Oligarchs hate wayward journalists so much that they sometimes order them hunted down. Well, no one loves unruly journalists.
There are many Jews among the oligarchs. Why? Why are there so many Blacks in the NBA, Russians in the NHL, or Yakuts in Yakutia? Let us suppose that this is that very “objective reality perceived by man using his senses.” (See Vladimir Lenin, Complete Collected Works (55 volumes, seek and ye shall find)).
Watch out for counterfeit oligarchs! Some smart operators will try to sell you “new Russians,” “new Ukrainians” or even “new Armenians.”
Oligarchs cherish some inexplicable affection for cultural figures, instituting sizable monetary prizes for them. Needless to say that cultural figures receiving such prizes reciprocate wholeheartedly. Those failing to receive such trophies attack them, using four-letter words and keeping paving stones in their breast pockets, remembering the effectiveness of this proletarian weapon.

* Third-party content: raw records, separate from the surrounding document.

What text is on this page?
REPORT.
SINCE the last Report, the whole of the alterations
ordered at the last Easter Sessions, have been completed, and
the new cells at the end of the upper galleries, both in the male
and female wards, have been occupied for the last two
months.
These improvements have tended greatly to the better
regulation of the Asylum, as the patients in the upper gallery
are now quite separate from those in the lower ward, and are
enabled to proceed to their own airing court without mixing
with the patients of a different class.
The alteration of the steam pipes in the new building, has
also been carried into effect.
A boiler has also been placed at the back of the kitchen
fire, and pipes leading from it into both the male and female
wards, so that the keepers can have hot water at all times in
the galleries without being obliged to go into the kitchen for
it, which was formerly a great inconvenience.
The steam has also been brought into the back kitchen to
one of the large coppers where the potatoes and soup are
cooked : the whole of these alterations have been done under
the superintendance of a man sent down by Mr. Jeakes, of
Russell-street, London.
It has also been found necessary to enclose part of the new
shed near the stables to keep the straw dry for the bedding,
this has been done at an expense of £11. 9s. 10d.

Kind-hearted, cheerful, and wealthy oligarchs are an embellishment to any country. Hungary and the Czech Republic have carried out economic reforms, joined NATO, and received huge investments. But where are their oligarchs? I have a friend, Petro Volodymyrovych. I can always borrow 10 hryvnias from him until the next payday. Is he an oligarch? Of course he is. Or another one, Pavlo Ivanovych... It all depends on the scope of operation, but we need oligarchs of all kinds and hues.
It was probably to improve the local oligarch breed that the President invited Boris Abramovich Berezovsky to run the CIS oligarch preserve. This man is the most gifted and learned oligarch I have ever met, progressing from automobiles to television to a good piece of a whole country. I am sure that he will contribute much to oligarch breeding methods.
However, I am afraid that in the course of selection Petro Volodymyrovych and Pavlo Ivanovych will be eaten up. Who will I borrow 10 hryvnias from then?
P.S.: I ask my readers to please nominate me for the Literary Prize instituted by Boris Abramovich Berezovsky. Thank you.